Like the other day, when I was walking along with an acquaintance, on the way to catch a movie downtown. As we passed by the Chelsea Hotel, this guy (one of those people who escaped the consequences of his gleefully unsafe behavior) began to go on about how much he loved this bohemian icon; how, historically, it had been the “in” place for artists; what a cool and trendy place it still is today, blah, blah, blah... What he didn’t know -- what I didn’t know him well enough to tell him -- was that I had once lived there and shot dope with some of the people he was so impressed with. His voice winked out as my mind ricocheted back to those years: How the first man I ever loved to die of AIDS had lived there. The night a fire started by an alcoholic on the hotel’s second floor killed another man I was crazy in love with and set to marry.

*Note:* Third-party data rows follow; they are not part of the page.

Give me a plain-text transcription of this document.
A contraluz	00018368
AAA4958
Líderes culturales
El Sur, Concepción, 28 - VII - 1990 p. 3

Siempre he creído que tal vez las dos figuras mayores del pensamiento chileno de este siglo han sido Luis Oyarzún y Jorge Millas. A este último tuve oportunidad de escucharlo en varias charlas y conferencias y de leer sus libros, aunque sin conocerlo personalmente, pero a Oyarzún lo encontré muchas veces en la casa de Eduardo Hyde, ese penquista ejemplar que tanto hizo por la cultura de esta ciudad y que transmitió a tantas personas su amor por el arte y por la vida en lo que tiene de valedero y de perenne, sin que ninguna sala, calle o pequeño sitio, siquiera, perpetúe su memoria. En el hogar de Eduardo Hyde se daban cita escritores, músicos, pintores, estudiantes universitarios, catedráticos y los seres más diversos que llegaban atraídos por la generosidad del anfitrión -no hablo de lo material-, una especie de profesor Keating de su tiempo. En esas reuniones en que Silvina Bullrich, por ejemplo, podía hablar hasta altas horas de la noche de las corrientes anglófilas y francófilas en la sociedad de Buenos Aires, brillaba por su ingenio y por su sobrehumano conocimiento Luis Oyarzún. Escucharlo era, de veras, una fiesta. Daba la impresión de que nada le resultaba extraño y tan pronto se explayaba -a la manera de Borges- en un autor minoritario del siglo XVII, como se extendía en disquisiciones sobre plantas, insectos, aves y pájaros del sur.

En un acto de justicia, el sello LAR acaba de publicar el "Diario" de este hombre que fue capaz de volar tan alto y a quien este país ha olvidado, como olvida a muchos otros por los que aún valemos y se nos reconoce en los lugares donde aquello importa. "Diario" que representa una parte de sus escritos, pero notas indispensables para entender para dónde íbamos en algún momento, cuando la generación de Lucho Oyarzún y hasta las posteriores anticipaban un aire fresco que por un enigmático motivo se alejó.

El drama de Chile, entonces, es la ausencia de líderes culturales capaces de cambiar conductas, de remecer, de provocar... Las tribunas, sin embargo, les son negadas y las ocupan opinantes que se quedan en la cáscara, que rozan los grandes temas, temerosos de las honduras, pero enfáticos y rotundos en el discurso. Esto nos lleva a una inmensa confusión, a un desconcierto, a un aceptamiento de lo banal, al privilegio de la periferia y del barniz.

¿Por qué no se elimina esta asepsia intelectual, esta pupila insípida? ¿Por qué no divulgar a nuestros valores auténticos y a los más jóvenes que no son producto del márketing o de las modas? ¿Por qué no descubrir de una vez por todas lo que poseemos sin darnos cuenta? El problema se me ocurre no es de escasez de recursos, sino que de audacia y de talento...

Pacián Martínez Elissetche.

While this self-satisfied, unaware, HIV negative guy chatted on, I fast-forwarded through the subsequent months during which I continued to shoot dope and coke with a vengeance, even after I found out I was pregnant with my dead lover’s baby. I remembered the nasty miscarriage that followed, a direct result of my continued drug use, and how I thought my life was over -- at 24 years old. As an addict, it seemed, I was incapable of birthing anything but ugly memories. Who does this guy think he is, I asked myself, wrapped up in his safe fantasies -- and why do people like him feel it’s so appropriate to share?

People who are young, or just vulnerable, hear these war stories -- the kind where people do crazy, unsafe things but escape death, loss and HIV -- and imagine that they, too, will escape. But it’s dangerous to unwittingly take these stories as lessons learned. I thought I’d escaped, too -- until, in 1989, after a few years clean from drug addiction, I tested HIV positive. When I heard that word positive I was overcome with anger, and I knew that the price I had paid for my dope-fiend memories was too high.

Yet this was all the life I had, and I made the decision not to respond to the news by going back to the behavior that got me there. A lot of addicts accumulate harsh memories while using dope and then keep using to cover them up. Many of us end up testing positive or going to prison. It’s easy at the low moments to believe that we’ll never again experience joy. But one step at a time, using every tool I could find -- 12 step, therapy, support groups -- I started to change my attitude. My supply of joyful memories is deep now: being able to show up day after day to help a dying friend, something I never could have done while using; catching the morning light on the rocky outcropping near my window; watching someone’s face as they finally understand the treatment concept I’m teaching. I collect these images like raindrops and drink them when I’m thirsty.

Today, I don’t regret the past, but I don’t shut the door on it either. Instead, I share both kinds of memories with other drug addicts. Sharing the painful memories keeps recovery “green” for me, reminding me of how sick I was for so long and how I could hit that low again anytime I forget where I came from. Sharing my more recent pleasant memories gives hope to other people I know who are still trapped in their addictions: the hope that there’s another life out there and many new memories to make.